Disorder and Discontent, 6th Edition, Chapter 29; 7th Edition, Chapter 27
1. Nixon, as president, worked to undermine the liberal agenda. How did he deal with the Supreme Court which had liberal members in 1963?
2. What was the reaction in northern cities when busing was used as a means to desegregate American schools?
3. What was the Nixon Doctrine? How did this directly impact Nixon’s approach to the war in Vietnam?
4. In his foreign policy, did Nixon try to encourage new diplomatic relations with the communist countries?
5. As the events of Watergate become public, what did Americans learn about Nixon?
6. What was the impact on Nixon when the events of Watergate became public?
7. What impact did the Watergate scandal have on Americans’ faith in the integrity of a president of the United States?

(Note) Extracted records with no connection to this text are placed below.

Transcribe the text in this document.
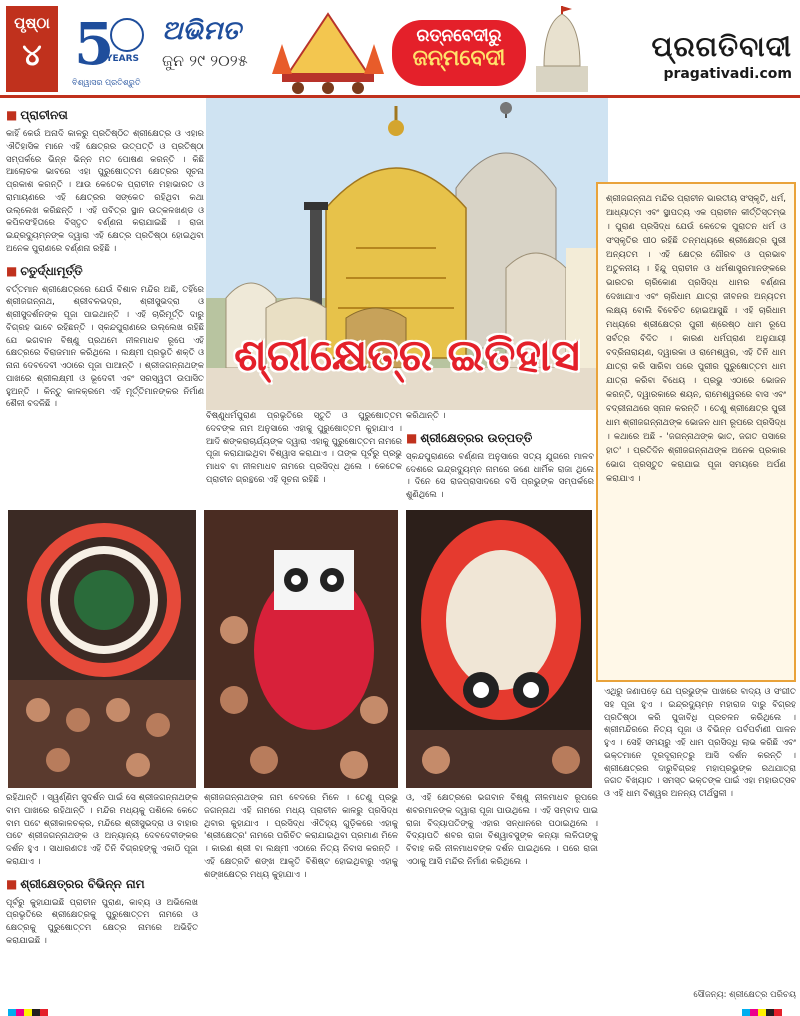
ପୃଷ୍ଠା
୪ 5
YEARS
ବିଶ୍ୱାସର ପ୍ରତିଶ୍ରୁତି
ଅଭିମତ
ଜୁନ ୨୯ ୨୦୨୫
ରତ୍ନବେଦୀରୁ
ଜନ୍ମବେଦୀ	ପ୍ରଗତିବାଦୀ
pragativadi.com
■ ପ୍ରାଚୀନତା

କାହିଁ କେଉଁ ଅନାଦି କାଳରୁ ପ୍ରତିଷ୍ଠିତ ଶ୍ରୀକ୍ଷେତ୍ର ଓ ଏହାର ଐତିହାସିକ ମାନେ ଏହି କ୍ଷେତ୍ରର ଉତ୍ପତ୍ତି ଓ ପ୍ରତିଷ୍ଠା ସମ୍ପର୍କରେ ଭିନ୍ନ ଭିନ୍ନ ମତ ପୋଷଣ କରନ୍ତି । କିଛି ଆଲୋଚକ ଭାବରେ ଏହା ପୁରୁଷୋତ୍ତମ କ୍ଷେତ୍ରର ସୂଚନା ପ୍ରକାଶ କରନ୍ତି । ଆଉ କେତେକ ପ୍ରାଚୀନ ମହାଭାରତ ଓ ରାମାୟଣରେ ଏହି କ୍ଷେତ୍ରର ସଙ୍କେତ ରହିଥିବା କଥା ଉଲ୍ଲେଖ କରିଛନ୍ତି । ଏହି ପବିତ୍ର ସ୍ଥାନ ଉତ୍କଳଖଣ୍ଡ ଓ କପିଳସଂହିତାରେ ବିସ୍ତୃତ ବର୍ଣ୍ଣନା କରାଯାଇଛି । ରାଜା ଇନ୍ଦ୍ରଦ୍ୟୁମ୍ନଙ୍କ ଦ୍ୱାରା ଏହି କ୍ଷେତ୍ର ପ୍ରତିଷ୍ଠା ହୋଇଥିବା ଅନେକ ପୁରାଣରେ ବର୍ଣ୍ଣନା ରହିଛି ।

■ ଚତୁର୍ଦ୍ଧାମୂର୍ତ୍ତି

ବର୍ତ୍ତମାନ ଶ୍ରୀକ୍ଷେତ୍ରରେ ଯେଉଁ ବିଶାଳ ମନ୍ଦିର ଅଛି, ତହିଁରେ ଶ୍ରୀଜଗନ୍ନାଥ, ଶ୍ରୀବଳଭଦ୍ର, ଶ୍ରୀସୁଭଦ୍ରା ଓ ଶ୍ରୀସୁଦର୍ଶନଙ୍କ ପୂଜା ପାଇଥାନ୍ତି । ଏହି ଚାରିମୂର୍ତ୍ତି ଦାରୁ ବିଗ୍ରହ ଭାବେ ରହିଛନ୍ତି । ସ୍କନ୍ଦପୁରାଣରେ ଉଲ୍ଲେଖ ରହିଛି ଯେ ଭଗବାନ ବିଷ୍ଣୁ ପ୍ରଥମେ ନୀଳମାଧବ ରୂପେ ଏହି କ୍ଷେତ୍ରରେ ବିରାଜମାନ କରିଥିଲେ । ଲକ୍ଷ୍ମୀ ପ୍ରଭୃତି ଶକ୍ତି ଓ ନାନା ଦେବଦେବୀ ଏଠାରେ ପୂଜା ପାଆନ୍ତି । ଶ୍ରୀଜଗନ୍ନାଥଙ୍କ ପାଖରେ ଶ୍ରୀଲକ୍ଷ୍ମୀ ଓ ଭୂଦେବୀ ଏବଂ ସରସ୍ୱତୀ ଉପାସିତ ହୁଅନ୍ତି । କିନ୍ତୁ କାଳକ୍ରମେ ଏହି ମୂର୍ତ୍ତିମାନଙ୍କର ନିର୍ମାଣ ଶୈଳୀ ବଦଳିଛି ।

ଶ୍ରୀକ୍ଷେତ୍ର ଇତିହାସ

ଶ୍ରୀଜଗନ୍ନାଥ ମନ୍ଦିର ପ୍ରାଚୀନ ଭାରତୀୟ ସଂସ୍କୃତି, ଧର୍ମ, ଆଧ୍ୟାତ୍ମ ଏବଂ ସ୍ଥାପତ୍ୟ ଏକ ପ୍ରାଚୀନ କୀର୍ତ୍ତିସ୍ତମ୍ଭ । ପୁରାଣ ପ୍ରସିଦ୍ଧ ଯେଉଁ କେତେକ ପୁରାତନ ଧର୍ମ ଓ ସଂସ୍କୃତିର ପୀଠ ରହିଛି ତନ୍ମଧ୍ୟରେ ଶ୍ରୀକ୍ଷେତ୍ର ପୁରୀ ଅନ୍ୟତମ । ଏହି କ୍ଷେତ୍ର ଗୌରବ ଓ ପ୍ରଭାବ ଅତୁଳନୀୟ । ହିନ୍ଦୁ ପ୍ରାଚୀନ ଓ ଧର୍ମଶାସ୍ତ୍ରମାନଙ୍କରେ ଭାରତର ଚାରିକୋଣ ପ୍ରସିଦ୍ଧ ଧାମର ବର୍ଣ୍ଣନା ଦେଖାଯାଏ ଏବଂ ଚାରିଧାମ ଯାତ୍ରା ଜୀବନର ଅନ୍ୟତମ ଲକ୍ଷ୍ୟ ବୋଲି ବିବେଚିତ ହୋଇଆସୁଛି । ଏହି ଚାରିଧାମ ମଧ୍ୟରେ ଶ୍ରୀକ୍ଷେତ୍ର ପୁରୀ ଶ୍ରେଷ୍ଠ ଧାମ ରୂପେ ସର୍ବତ୍ର ବିଦିତ । କାରଣ ଧର୍ମପ୍ରାଣ ଅନୁଯାୟୀ ବଦ୍ରିନାରାୟଣ, ଦ୍ୱାରକା ଓ ରାମେଶ୍ୱର, ଏହି ତିନି ଧାମ ଯାତ୍ରା କରି ସାରିବା ପରେ ପୁରୀର ପୁରୁଷୋତ୍ତମ ଧାମ ଯାତ୍ରା କରିବା ବିଧେୟ । ପ୍ରଭୁ ଏଠାରେ ଭୋଜନ କରନ୍ତି, ଦ୍ୱାରକାରେ ଶୟନ, ରାମେଶ୍ୱରରେ ବାସ ଏବଂ ବଦ୍ରୀନାଥରେ ସ୍ନାନ କରନ୍ତି । ତେଣୁ ଶ୍ରୀକ୍ଷେତ୍ର ପୁରୀ ଧାମ ଶ୍ରୀଜଗନ୍ନାଥଙ୍କ ଭୋଜନ ଧାମ ରୂପରେ ପ୍ରସିଦ୍ଧ । କଥାରେ ଅଛି - 'ଜଗନ୍ନାଥଙ୍କ ଭାତ, ଜଗତ ପସାରେ ହାତ' । ପ୍ରତିଦିନ ଶ୍ରୀଜଗନ୍ନାଥଙ୍କ ଅନେକ ପ୍ରକାର ଭୋଗ ପ୍ରସ୍ତୁତ କରାଯାଇ ପୂଜା ସମୟରେ ଅର୍ପଣ କରାଯାଏ ।

ବିଷ୍ଣୁଧର୍ମପୁରାଣ ପ୍ରଭୃତିରେ ସ୍ତୁତି ଓ ପୁରୁଷୋତ୍ତମ ଦେବଙ୍କ ନାମ ଅନୁସାରେ ଏହାକୁ ପୁରୁଷୋତ୍ତମ କୁହାଯାଏ । ଆଦି ଶଙ୍କରାଚାର୍ଯ୍ୟଙ୍କ ଦ୍ୱାରା ଏହାକୁ ପୁରୁଷୋତ୍ତମ ନାମରେ ପୂଜା କରାଯାଇଥିବା ବିଶ୍ୱାସ କରାଯାଏ । ତାଙ୍କ ପୂର୍ବରୁ ପ୍ରଭୁ ମାଧବ ବା ନୀଳମାଧବ ନାମରେ ପ୍ରସିଦ୍ଧ ଥିଲେ । କେତେକ ପ୍ରାଚୀନ ଗ୍ରନ୍ଥରେ ଏହି ସୂଚନା ରହିଛି ।

କରିଥାନ୍ତି ।

■ ଶ୍ରୀକ୍ଷେତ୍ରର ଉତ୍ପତ୍ତି

ସ୍କନ୍ଦପୁରାଣରେ ବର୍ଣ୍ଣନା ଅନୁସାରେ ସତ୍ୟ ଯୁଗରେ ମାଳବ ଦେଶରେ ଇନ୍ଦ୍ରଦ୍ୟୁମ୍ନ ନାମରେ ଜଣେ ଧାର୍ମିକ ରାଜା ଥିଲେ । ଦିନେ ସେ ରାଜପ୍ରାସାଦରେ ବସି ପ୍ରଭୁଙ୍କ ସମ୍ପର୍କରେ ଶୁଣିଥିଲେ ।

ରହିଥାନ୍ତି । ସ୍ୱର୍ଣ୍ଣିମ ସୁଦର୍ଶନ ପାଇଁ ସେ ଶ୍ରୀଜଗନ୍ନାଥଙ୍କ ବାମ ପାଖରେ ରହିଥାନ୍ତି । ମନ୍ଦିର ମଧ୍ୟକୁ ପଶିଲେ କେତେ ବାମ ପଟେ ଶ୍ରୀକାଳଚକ୍ର, ମନ୍ଦିରେ ଶ୍ରୀସୁଭଦ୍ରା ଓ ବାହାର ପଟେ ଶ୍ରୀଜଗନ୍ନାଥଙ୍କ ଓ ଅନ୍ୟାନ୍ୟ ଦେବଦେବୀଙ୍କର ଦର୍ଶନ ହୁଏ । ସାଧାରଣତଃ ଏହି ତିନି ବିଗ୍ରହଙ୍କୁ ଏକାଠି ପୂଜା କରାଯାଏ ।

■ ଶ୍ରୀକ୍ଷେତ୍ରର ବିଭିନ୍ନ ନାମ

ପୂର୍ବରୁ କୁହାଯାଇଛି ପ୍ରାଚୀନ ପୁରାଣ, କାବ୍ୟ ଓ ଅଭିଲେଖ ପ୍ରଭୃତିରେ ଶ୍ରୀକ୍ଷେତ୍ରକୁ ପୁରୁଷୋତ୍ତମ ନାମରେ ଓ କ୍ଷେତ୍ରକୁ ପୁରୁଷୋତ୍ତମ କ୍ଷେତ୍ର ନାମରେ ଅଭିହିତ କରାଯାଇଛି ।

ଶ୍ରୀଜଗନ୍ନାଥଙ୍କ ନାମ ବେଦରେ ମିଳେ । ତେଣୁ ପ୍ରଭୁ ଜଗନ୍ନାଥ ଏହି ନାମରେ ମଧ୍ୟ ପ୍ରାଚୀନ କାଳରୁ ପ୍ରସିଦ୍ଧ ଥିବାର କୁହାଯାଏ । ପ୍ରସିଦ୍ଧ ଐତିହ୍ୟ ଗୁଡ଼ିକରେ ଏହାକୁ 'ଶ୍ରୀକ୍ଷେତ୍ର' ନାମରେ ପରିଚିତ କରାଯାଇଥିବା ପ୍ରମାଣ ମିଳେ । କାରଣ ଶ୍ରୀ ବା ଲକ୍ଷ୍ମୀ ଏଠାରେ ନିତ୍ୟ ନିବାସ କରନ୍ତି । ଏହି କ୍ଷେତ୍ରଟି ଶଙ୍ଖ ଆକୃତି ବିଶିଷ୍ଟ ହୋଇଥିବାରୁ ଏହାକୁ ଶଙ୍ଖକ୍ଷେତ୍ର ମଧ୍ୟ କୁହାଯାଏ ।

ଓ, ଏହି କ୍ଷେତ୍ରରେ ଭଗବାନ ବିଷ୍ଣୁ ନୀଳମାଧବ ରୂପରେ ଶବରମାନଙ୍କ ଦ୍ୱାରା ପୂଜା ପାଉଥିଲେ । ଏହି ସମ୍ବାଦ ପାଇ ରାଜା ବିଦ୍ୟାପତିଙ୍କୁ ଏହାର ସନ୍ଧାନରେ ପଠାଇଥିଲେ । ବିଦ୍ୟାପତି ଶବର ରାଜା ବିଶ୍ୱାବସୁଙ୍କ କନ୍ୟା ଲଳିତାଙ୍କୁ ବିବାହ କରି ନୀଳମାଧବଙ୍କ ଦର୍ଶନ ପାଇଥିଲେ । ପରେ ରାଜା ଏଠାକୁ ଆସି ମନ୍ଦିର ନିର୍ମାଣ କରିଥିଲେ ।

ଏଥିରୁ ଜଣାପଡ଼େ ଯେ ପ୍ରଭୁଙ୍କ ପାଖରେ ବାଦ୍ୟ ଓ ସଂଗୀତ ସହ ପୂଜା ହୁଏ । ଇନ୍ଦ୍ରଦ୍ୟୁମ୍ନ ମହାରାଜ ଦାରୁ ବିଗ୍ରହ ପ୍ରତିଷ୍ଠା କରି ପୁଜାବିଧି ପ୍ରଚଳନ କରିଥିଲେ । ଶ୍ରୀମନ୍ଦିରରେ ନିତ୍ୟ ପୂଜା ଓ ବିଭିନ୍ନ ପର୍ବପର୍ବାଣୀ ପାଳନ ହୁଏ । ସେହି ସମୟରୁ ଏହି ଧାମ ପ୍ରସିଦ୍ଧି ଲାଭ କରିଛି ଏବଂ ଭକ୍ତମାନେ ଦୂରଦୂରାନ୍ତରୁ ଆସି ଦର୍ଶନ କରନ୍ତି । ଶ୍ରୀକ୍ଷେତ୍ରର ଦାରୁବିଗ୍ରହ ମହାପ୍ରଭୁଙ୍କ ରଥଯାତ୍ରା ଜଗତ ବିଖ୍ୟାତ । ସମସ୍ତ ଭକ୍ତଙ୍କ ପାଇଁ ଏହା ମହାଉତ୍ସବ ଓ ଏହି ଧାମ ବିଶ୍ୱର ଅନନ୍ୟ ତୀର୍ଥସ୍ଥଳୀ ।

ସୌଜନ୍ୟ: ଶ୍ରୀକ୍ଷେତ୍ର ପରିଚୟ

8. What was the assumption of the founders of the National Organization about a woman’s status in American society?
9. _____led the union movement among Chicano farm workers during the 1960s.
10. What tactic did Chavez use that persuaded grape growers to give into his union demands.
11. In the 1970s, the Mexican American farm workers pressured land owners to improve their working conditions. Did this lead to any legislation by the California State government? If so, what was this legislation?
12. Mexican Americans also improved their educational opportunities in the 1970s. How did this change public school education?
13. With regard to sexuality, what ruling did the American Psychiatric Association make in 1973?